Question

If \(x=y^2, y=z^2\) and \((x y z)^4 / 2=64, x\) is: (A) 2 (B) 4 (C) 8 (D) 1 (E) 16

Short answer

The correct answer is (A) 2.

Step-by-step solution

- Understand the given equations

You are given three relationships between variables: 1. \(x = y^2\)2. \(y = z^2\)3. \((xyz)^4 / 2 = 64\)

- Substitute values

First, express all variables in terms of one variable. Using the second equation, substitute \(y = z^2\) into the first equation to get \(x = (z^2)^2 = z^4\).

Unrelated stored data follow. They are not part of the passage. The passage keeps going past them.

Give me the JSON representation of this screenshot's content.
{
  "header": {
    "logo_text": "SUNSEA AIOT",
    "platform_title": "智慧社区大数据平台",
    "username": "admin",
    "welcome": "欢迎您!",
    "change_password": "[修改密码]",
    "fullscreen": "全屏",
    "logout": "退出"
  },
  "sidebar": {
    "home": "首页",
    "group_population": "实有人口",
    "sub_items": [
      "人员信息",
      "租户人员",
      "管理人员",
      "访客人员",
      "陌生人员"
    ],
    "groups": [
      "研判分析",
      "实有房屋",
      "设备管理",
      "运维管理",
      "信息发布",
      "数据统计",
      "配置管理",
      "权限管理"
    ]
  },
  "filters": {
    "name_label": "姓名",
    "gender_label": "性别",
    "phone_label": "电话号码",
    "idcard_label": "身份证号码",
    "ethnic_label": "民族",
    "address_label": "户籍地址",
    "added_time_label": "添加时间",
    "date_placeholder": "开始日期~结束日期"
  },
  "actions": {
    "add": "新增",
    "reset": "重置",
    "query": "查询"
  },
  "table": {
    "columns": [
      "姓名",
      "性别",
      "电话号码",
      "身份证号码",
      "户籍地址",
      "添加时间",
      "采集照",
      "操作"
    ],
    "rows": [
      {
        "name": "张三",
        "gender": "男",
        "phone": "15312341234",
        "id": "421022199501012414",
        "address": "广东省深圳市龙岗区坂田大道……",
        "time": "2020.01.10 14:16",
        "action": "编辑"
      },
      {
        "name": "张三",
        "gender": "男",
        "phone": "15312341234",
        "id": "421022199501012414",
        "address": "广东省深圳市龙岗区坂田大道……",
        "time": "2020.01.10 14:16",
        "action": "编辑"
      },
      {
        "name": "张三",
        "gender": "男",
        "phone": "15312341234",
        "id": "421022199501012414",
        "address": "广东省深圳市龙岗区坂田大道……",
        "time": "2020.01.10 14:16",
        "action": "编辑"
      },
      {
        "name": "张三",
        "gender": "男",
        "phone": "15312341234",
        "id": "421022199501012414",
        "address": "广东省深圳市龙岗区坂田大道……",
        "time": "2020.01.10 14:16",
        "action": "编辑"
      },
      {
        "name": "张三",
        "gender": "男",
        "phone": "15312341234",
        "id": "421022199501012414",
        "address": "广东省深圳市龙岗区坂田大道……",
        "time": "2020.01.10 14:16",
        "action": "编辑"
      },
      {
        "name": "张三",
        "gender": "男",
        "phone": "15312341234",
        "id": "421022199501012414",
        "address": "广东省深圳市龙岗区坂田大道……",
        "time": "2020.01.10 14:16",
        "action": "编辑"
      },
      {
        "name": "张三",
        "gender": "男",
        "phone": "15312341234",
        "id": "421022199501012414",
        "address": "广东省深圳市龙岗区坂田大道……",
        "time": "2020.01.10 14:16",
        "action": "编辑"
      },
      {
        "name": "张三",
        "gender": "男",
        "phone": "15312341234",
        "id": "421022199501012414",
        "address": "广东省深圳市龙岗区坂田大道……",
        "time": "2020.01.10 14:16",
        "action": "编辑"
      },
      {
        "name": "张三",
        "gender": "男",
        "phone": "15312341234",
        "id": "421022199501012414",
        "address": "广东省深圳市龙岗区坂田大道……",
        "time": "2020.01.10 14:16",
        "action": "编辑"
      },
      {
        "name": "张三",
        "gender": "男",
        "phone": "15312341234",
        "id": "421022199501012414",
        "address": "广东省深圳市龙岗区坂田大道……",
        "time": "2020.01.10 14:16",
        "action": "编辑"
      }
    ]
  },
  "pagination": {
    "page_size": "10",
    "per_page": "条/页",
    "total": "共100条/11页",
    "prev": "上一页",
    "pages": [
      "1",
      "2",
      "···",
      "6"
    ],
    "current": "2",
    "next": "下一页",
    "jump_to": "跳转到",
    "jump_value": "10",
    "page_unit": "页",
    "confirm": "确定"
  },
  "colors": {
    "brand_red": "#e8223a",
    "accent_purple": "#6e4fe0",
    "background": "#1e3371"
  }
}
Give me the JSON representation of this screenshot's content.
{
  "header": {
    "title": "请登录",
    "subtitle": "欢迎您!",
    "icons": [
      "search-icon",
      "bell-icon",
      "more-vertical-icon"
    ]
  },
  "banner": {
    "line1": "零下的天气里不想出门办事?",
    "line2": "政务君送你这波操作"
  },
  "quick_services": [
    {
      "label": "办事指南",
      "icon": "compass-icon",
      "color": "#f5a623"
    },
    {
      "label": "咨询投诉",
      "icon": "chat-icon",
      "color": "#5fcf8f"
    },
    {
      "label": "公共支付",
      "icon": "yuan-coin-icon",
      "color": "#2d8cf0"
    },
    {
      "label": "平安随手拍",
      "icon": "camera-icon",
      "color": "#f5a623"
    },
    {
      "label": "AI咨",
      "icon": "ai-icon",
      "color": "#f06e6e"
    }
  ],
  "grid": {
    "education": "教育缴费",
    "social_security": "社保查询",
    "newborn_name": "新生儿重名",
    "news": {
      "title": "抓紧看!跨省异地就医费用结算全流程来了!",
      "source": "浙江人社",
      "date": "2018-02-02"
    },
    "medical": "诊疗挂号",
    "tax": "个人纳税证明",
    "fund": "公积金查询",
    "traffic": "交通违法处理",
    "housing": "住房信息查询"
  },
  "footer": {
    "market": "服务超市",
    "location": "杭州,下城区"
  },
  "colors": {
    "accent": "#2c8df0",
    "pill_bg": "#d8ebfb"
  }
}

- Combine into a single equation

Next, substitute the expressions for \(x\) and \(y\) into the third equation: \[ \left( z^4 \times z^2 \times z \right)^4 / 2 = 64\].

- Simplify the equation

Simplify the combined term inside the parentheses: \(z^4 \times z^2 \times z = z^{4+2+1} = z^7\). The equation becomes: \[ (z^7)^4 / 2 = 64\].

- Solve for z

Apply the exponent: \(z^{28} / 2 = 64\). Multiply both sides by 2 to isolate the exponent term: \(z^{28} = 128\). Take the 28th root of both sides: \(z = 128^{1/28}\). Since 128 = 2^7, this simplifies to: \(z = 2^{7/28} = 2^{1/4},\) so \(z = \frac{1}{2}\).

- Find x

Recall that \(x = z^4\). Substitute \(z = \frac{1}{2}\) into this equation: \(x = \left(\frac{1}{2}\right)^4 = \frac{1}{16}\).

Key concepts

Variable Substitution

In this exercise, variable substitution is key. Given the equations: \ \(x = y^2\), \ \(y = z^2\), \ and \ \((xyz)^4 / 2 = 64\), we start by expressing everything in terms of one variable. This makes solving easier and more systematic. For example, using \(y = z^2\), you can substitute \(z\) into the equations for \(x\) and \(y\). This gives you: \ \(x = (z^2)^2\) which simplifies to \(x = z^4\). Now, both \(x\) and \(y\) are expressed in terms of \(z\), making subsequent calculations straightforward.

Algebraic Equations

Solving the given algebraic equations involves combining and simplifying them. After substitution, the third equation becomes: \ \((z^4 \times z^2 \times z)^4 / 2 = 64\). \ Simplify inside the parentheses by combining the exponents: \ \((z^4 \times z^2 \times z) = z^{4+2+1} = z^7\). \ This reduces the equation to: \ \((z^7)^4 / 2 = 64\). By raising \(z^7\) to the power of 4, you get \(z^{28}\), so the equation now is: \ \(z^{28} / 2 = 64\). \ Multiplying both sides by 2, you solve for \(z^{28}\), which gives: \ \(z^{28} = 128\). \ Taking the 28th root of both sides: \ \(z = 128^{1/28}\). Finally, knowing \(128 = 2^7\), this simplifies to \(z = 2^{1/4}\).

Problem-Solving Steps

Let's break down the solution steps: \ 1. **Understand the given equations**: Identify relationships \(x = y^2\), \(y = z^2\), and \((xyz)^4 / 2 = 64\). \ 2. **Substitute values**: Use \(y = z^2\) to express \(x\) as \(x = z^4\). Now all variables are in terms of \(z\). \ 3. **Combine into a single equation**: Substitute back into \((xyz)^4 / 2 = 64\). \ 4. **Simplify the equation**: Simplify the variables inside the parentheses and solve for \(z\). \ 5. **Solve for \(z\)**: Isolate \(z\) by taking roots. \ 6. **Find \(x\)**: Substitute \(z\) back into \(x = z^4\) and simplify to find \(x\). In this case, we solved \(128^{1/28}\) to get \(z = 2^{1/4}\) and then found \(x = (2^{-2})^4 = 2^{-8}\). \ Each of these steps builds upon the previous, making complex problems more manageable with organized thinking and methodical problem-solving.